A huge problem is the supply chains, as pointed out by Małgosia Bartosik, vice-president of WindEurope – The huge financial losses in this chain are a significant obstacle to the development of offshore wind energy. Although the European Union has very ambitious climate targets and believes in offshore wind power, the current situation threatens the projects. According to Małgosia Bartosik, in four years’ time, the industry may already have a problem with the supply of foundations, as their producers are burdened for the next three years.
The offshore wind industry is calling for specific changes due to pressure on developers, supply chains and inflationary pressures. The necessary changes to the law must reflect what has happened in the market. Among other things, the companies are calling for the enactment of inflation indexation since the first Energy Regulatory Office (URE) decision, last year. And also a reduction of the financing burden for investors and consumers, which is related to the fact that most of the costs are incurred in euro, so tying the differential contract to the euro would reduce the cost of financial hedging. Another demand is to reduce the burden of the permitting process, as well as to increase investment in transmission networks. There is a need for acceleration since 15.3 GW of offshore wind power capacity would be built by 2035 under Phase I and Phase II.
“It will take 14 years from the first location permit to the commissioning of the first windmills of phase I in 2026,” pointed out Michał J. Kołodziejczyk, President of the Management Board of Equinor Polska.
“I am convinced that we are just rediscovering the Baltic Sea.

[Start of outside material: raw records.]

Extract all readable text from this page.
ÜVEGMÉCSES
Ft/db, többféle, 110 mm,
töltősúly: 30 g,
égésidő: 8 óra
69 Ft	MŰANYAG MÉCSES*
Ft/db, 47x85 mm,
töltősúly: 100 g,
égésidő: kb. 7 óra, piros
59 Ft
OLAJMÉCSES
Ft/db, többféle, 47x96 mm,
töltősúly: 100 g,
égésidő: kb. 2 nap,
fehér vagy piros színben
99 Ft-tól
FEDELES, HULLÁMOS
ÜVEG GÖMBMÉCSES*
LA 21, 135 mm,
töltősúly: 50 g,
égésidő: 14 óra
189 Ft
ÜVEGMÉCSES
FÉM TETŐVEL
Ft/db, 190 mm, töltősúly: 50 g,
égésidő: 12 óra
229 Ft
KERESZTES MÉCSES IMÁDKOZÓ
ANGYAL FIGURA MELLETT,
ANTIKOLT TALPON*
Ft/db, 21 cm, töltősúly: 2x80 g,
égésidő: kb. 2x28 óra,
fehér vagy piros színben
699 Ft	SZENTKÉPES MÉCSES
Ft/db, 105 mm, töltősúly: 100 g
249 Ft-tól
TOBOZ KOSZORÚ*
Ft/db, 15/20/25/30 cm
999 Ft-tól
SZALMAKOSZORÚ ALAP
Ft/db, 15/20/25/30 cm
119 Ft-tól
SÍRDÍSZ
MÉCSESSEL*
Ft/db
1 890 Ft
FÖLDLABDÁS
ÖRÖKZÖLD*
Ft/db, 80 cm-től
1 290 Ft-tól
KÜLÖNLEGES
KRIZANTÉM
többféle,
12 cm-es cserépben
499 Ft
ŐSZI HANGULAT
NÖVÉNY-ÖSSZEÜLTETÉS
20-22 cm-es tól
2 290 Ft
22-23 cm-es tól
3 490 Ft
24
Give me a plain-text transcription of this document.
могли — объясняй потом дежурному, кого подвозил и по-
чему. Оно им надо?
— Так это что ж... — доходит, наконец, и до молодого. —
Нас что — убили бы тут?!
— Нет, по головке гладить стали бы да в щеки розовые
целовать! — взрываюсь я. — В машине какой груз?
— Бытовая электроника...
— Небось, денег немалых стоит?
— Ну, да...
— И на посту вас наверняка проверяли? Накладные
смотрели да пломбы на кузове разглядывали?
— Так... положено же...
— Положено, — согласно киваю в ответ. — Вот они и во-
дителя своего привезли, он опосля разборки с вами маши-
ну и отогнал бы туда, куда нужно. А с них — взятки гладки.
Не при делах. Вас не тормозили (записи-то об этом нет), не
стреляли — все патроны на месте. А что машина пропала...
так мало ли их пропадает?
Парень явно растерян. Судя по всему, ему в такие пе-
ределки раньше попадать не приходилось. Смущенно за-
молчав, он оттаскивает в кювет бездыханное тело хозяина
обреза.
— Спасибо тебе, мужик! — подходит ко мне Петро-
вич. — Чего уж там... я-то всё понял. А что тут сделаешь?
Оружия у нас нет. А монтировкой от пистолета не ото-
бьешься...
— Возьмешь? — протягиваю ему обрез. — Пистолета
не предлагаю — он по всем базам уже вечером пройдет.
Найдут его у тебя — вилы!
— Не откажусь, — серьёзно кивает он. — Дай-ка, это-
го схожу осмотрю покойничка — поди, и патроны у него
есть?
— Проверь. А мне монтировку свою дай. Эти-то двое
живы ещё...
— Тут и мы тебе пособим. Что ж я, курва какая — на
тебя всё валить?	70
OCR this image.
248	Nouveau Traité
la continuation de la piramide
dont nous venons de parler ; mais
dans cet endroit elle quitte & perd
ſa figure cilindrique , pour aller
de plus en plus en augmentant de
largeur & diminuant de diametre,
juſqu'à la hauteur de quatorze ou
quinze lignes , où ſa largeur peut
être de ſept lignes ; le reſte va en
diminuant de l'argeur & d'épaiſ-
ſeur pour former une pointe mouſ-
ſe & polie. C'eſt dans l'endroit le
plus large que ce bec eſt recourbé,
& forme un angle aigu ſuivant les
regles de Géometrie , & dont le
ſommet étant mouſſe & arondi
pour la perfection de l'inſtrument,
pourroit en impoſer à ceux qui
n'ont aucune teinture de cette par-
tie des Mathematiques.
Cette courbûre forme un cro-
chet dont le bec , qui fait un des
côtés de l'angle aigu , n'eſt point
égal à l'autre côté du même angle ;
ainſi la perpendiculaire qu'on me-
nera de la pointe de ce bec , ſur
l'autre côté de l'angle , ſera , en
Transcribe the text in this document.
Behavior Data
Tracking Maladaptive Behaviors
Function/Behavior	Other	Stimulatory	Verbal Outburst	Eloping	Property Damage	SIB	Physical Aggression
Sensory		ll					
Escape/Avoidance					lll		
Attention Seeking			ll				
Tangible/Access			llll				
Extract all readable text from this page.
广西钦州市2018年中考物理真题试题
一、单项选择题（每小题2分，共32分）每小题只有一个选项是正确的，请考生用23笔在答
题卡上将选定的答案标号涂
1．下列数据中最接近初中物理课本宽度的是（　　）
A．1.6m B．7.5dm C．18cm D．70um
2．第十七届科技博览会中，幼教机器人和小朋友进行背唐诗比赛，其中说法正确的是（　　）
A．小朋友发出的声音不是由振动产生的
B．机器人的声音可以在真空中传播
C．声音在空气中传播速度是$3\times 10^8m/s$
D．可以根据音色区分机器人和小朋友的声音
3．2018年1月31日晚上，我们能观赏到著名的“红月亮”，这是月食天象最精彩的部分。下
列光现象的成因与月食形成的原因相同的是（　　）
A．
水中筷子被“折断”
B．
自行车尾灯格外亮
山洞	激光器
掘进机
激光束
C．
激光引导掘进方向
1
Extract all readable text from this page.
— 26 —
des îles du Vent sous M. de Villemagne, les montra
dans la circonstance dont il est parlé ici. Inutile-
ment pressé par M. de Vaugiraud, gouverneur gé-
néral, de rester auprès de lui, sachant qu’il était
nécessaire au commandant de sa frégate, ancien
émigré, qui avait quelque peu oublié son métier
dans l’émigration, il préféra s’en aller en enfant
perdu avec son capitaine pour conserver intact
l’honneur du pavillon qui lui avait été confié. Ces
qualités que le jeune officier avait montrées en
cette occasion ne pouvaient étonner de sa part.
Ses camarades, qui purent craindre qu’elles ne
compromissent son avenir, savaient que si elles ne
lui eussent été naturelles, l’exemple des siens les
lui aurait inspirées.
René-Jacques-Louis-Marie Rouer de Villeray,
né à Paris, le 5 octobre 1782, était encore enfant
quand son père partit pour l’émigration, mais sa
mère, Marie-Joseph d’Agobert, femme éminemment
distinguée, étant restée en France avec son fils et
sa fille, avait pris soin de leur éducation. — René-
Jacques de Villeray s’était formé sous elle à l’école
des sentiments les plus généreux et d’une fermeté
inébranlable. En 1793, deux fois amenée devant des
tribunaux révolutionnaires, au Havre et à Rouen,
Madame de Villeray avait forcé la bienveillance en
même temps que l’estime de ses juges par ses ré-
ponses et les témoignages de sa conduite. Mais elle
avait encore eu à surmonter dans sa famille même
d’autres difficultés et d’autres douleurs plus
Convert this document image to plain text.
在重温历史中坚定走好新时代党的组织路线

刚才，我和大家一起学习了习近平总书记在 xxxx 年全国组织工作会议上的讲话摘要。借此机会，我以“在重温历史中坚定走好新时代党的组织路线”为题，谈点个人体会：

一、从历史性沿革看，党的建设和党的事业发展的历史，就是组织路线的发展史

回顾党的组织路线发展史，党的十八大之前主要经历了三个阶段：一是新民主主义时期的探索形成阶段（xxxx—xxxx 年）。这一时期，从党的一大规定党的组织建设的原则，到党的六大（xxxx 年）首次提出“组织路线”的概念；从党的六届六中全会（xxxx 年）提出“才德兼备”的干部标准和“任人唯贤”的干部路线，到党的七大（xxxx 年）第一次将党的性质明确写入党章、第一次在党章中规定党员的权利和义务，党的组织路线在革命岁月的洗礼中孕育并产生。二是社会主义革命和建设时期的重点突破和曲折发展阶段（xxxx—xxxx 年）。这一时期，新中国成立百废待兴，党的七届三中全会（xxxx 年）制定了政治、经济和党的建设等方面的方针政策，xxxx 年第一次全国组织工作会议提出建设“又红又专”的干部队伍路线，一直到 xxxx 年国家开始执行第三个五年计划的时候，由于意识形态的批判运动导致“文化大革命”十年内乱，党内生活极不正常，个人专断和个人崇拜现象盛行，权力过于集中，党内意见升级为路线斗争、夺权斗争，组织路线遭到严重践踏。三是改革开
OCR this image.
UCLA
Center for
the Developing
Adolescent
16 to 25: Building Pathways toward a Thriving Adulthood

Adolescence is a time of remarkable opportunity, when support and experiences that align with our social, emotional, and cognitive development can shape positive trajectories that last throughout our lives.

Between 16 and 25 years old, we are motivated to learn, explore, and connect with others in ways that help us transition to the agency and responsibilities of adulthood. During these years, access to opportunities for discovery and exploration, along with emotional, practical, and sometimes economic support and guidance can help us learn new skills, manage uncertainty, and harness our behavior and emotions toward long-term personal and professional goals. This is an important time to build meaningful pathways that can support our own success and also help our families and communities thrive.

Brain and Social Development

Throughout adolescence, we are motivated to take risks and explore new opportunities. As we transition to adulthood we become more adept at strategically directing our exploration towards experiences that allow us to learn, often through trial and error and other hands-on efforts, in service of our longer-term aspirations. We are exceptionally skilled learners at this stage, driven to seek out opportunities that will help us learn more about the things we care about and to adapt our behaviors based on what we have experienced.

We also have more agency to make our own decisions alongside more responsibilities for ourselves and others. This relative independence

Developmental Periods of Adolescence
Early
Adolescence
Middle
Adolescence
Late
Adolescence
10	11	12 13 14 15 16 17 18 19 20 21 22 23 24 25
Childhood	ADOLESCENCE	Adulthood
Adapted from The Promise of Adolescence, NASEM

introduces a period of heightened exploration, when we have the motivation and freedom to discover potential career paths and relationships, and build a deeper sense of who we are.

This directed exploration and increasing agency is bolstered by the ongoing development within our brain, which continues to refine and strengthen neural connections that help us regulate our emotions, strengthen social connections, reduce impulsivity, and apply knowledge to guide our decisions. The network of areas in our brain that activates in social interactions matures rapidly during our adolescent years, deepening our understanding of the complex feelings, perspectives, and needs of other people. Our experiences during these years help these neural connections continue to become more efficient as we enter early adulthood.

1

For hundreds of years, the sea has been important to Poland because of issues of shipping, fishing, and deep-sea trade. It was also a safety issue. But at the moment, offshore wind energy is coming to the fore as a role of our sea that can serve the Polish economy for decades to come,” said Ireneusz Zyska, Deputy Minister for Climate and Environment and Government Plenipotentiary for Renewable Energy Sources, during the first day of the conference.
He argued that the government is working on an amendment to the RES and offshore acts, and the planned changes should respond to the demands made by the offshore wind energy industry.
“The emergency situation related to the energy crisis, price increases, prompted us to accept the industry’s demands. The bill provides for the valorisation of the granted support already from the first decision of the President of the Energy Regulatory Office (URE), and I would like to remind you that for all projects decisions were issued until the end of June 2021,” said Minister Zyska.
The current provisions assume that the valorisation of prices under the support granted to an offshore project takes place from the moment the URE President issues the final decision on the level of support. The changes are also intended to allow negative balances to be settled using a maximum price expressed wholly or partly in euros to avoid exchange rate risk.